Human Papillomavirus (HPV), Frequently Asked Questions
What is Human Papillomavirus (HPV)?
Human Papillomavirus is a common virus that affects both females and males. There are more than 100 different types of HPV. Certain types of HPV cause common warts on hands and feet. Most types of HPV do not cause any signs or symptoms, and go away without treatment.
About 30 types of HPV are known as genital HPV because they affect the genital area. Some types cause cells in the lining of the cervix to change. If not treated, these abnormal cells can sometimes turn into cancer cells. Other types of HPV can cause genital warts and benign (abnormal but noncancerous) changes in the cervix. Many types of HPV can cause abnormal Pap tests.
How common is HPV?
HPV is probably more common than you think. In 2001, the World Health Organization (WHO) estimated that about 630 million people in the world (9%–13%) were infected with HPV.
Who gets genital HPV?
Anyone who has any kind of sexual activity involving genital contact could get genital HPV. It is possible to get the virus without having intercourse. Because many people who have HPV may not show any signs or symptoms, they can transmit the virus without even knowing it.
HPV is highly contagious, so it’s possible to be exposed to the virus only once to get it. It is estimated that many people get HPV within their first 2 to 3 years of becoming sexually active. Two thirds of all people who have sexual contact with an infected partner will develop an HPV infection within 3 months, according to the WHO.
Does everyone who has HPV get cervical cancer or genital warts?
No—for the majority of people who have HPV, the body’s defenses are enough to clear the virus. However, for some people, certain types of the virus can develop into genital warts or benign (abnormal but noncancerous) changes in the cervix.
And for women who don't clear certain types of the virus, abnormal changes can occur in the lining of the cervix. These abnormal cells, if not detected or treated, can lead to precancers and cancer. Most often, the development of cervical cancer can take a number of years, although in rare cases it can happen within a year. That's why early detection is so important. Talk to your healthcare professional about a Pap test (also known as a Papanicolaou smear), which can help detect suspicious cell changes in the cervix.
If HPV has no signs or symptoms, how can I know I have it?

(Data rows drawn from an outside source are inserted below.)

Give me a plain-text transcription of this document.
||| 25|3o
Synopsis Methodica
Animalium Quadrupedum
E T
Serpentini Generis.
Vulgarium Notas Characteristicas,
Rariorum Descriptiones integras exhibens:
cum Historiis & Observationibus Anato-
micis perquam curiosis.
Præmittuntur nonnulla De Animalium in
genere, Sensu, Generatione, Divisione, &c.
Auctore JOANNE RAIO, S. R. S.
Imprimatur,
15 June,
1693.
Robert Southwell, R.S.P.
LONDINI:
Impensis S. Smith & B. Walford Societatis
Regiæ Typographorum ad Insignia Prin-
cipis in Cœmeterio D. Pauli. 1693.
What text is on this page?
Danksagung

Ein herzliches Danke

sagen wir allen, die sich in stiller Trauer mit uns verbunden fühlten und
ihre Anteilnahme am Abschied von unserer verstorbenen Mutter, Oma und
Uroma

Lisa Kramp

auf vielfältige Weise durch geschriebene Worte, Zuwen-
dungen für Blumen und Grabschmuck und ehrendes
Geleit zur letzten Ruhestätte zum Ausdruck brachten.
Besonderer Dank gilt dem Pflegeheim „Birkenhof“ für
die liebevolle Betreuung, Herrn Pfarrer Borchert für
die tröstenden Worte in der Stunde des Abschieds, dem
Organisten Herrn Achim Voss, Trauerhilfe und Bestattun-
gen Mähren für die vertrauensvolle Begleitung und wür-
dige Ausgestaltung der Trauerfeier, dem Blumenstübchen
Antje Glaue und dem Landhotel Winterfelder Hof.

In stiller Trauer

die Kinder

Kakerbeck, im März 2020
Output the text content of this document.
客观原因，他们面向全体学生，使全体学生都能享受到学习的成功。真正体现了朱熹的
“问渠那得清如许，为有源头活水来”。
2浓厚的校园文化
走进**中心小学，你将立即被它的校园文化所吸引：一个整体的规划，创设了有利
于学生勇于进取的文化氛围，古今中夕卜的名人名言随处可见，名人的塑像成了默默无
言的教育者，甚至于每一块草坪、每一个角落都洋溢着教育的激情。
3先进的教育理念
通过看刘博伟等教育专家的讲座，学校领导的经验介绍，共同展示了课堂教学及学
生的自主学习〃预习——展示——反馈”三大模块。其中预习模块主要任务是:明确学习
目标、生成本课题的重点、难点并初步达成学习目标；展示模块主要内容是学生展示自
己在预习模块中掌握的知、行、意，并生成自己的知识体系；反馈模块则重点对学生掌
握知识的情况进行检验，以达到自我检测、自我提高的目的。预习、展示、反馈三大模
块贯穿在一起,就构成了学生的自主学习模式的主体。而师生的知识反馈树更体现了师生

Because HPV usually does not show any signs or symptoms, you probably won’t know you have it. Most women learn they have HPV after receiving an abnormal Pap test. A Pap test (also known as a Papanicolaou smear) is part of a gynecological exam and helps detect abnormal cells in the lining of the cervix. Doctors perform Pap tests to find and treat these abnormal cervical cells before they have the chance to turn into precancers or cancer. Many HPV-related abnormal cells and cervical precancers can be treated successfully if detected early. In fact, cervical cancer is one of the most preventable cancers. That’s why it’s important to follow your healthcare professional’s recommendation about Pap tests.
Another test (the HPV DNA test) is available that can detect certain types of HPV that might cause cervical cancer. The results of this test can help healthcare professionals decide if further testing or treatment is necessary.
How can I decrease my risk of getting genital HPV?
To help prevent a new genital HPV infection, avoid any sexual activity that involves genital contact, or limit your number of sexual partners. Condoms may help reduce the risk of getting an HPV infection. Because condoms do not cover all areas of the genital region, they cannot completely prevent infection.
Certain types of Human Papillomavirus (HPV) have been linked to precancers and cancers of the vagina, vulva, and anus, in addition to their association with cervical cancer.
Vaginal cancer is rare. The American Cancer Society (ACS) estimated that by the end of 2005, there would be 2,140 new cases of vaginal cancer diagnosed in the United States, and 810 women would die from the disease. Vaginal cancer develops over a period of many years.
Vulvar cancer is cancer of the vulva (the outside part of the female genitals that surrounds the opening of the vagina). The ACS estimated that in 2005, about 3,870 new cases of vulvar cancer would be diagnosed in the United States, and about 870 women would die of this cancer.
Anal cancer locates in the anus. Part of the anus is inside the body and part is outside; anal cancer can start in either of these places. Anal cancer can occur in both females and males and is fairly rare. Approximately 85% of the 44,000 cases of anal cancer worldwide are attributed to HPV, as estimated in 1999 by the World Health Organization.
Although extremely rare, another health concern related to certain types of HPV is called recurrent respiratory papillomatosis (RRP). RRP usually develops in a child born to a mother who has the HPV types that cause most genital warts. The virus passes from the mother to the child during the natural childbirth process (ie, vaginal delivery). However, a Centers for Disease and Prevention (CDC) study showed that incidence is very low, and most children of infected mothers will not develop RRP.
In addition, some types of HPV can also cause cancers of the mouth and throat.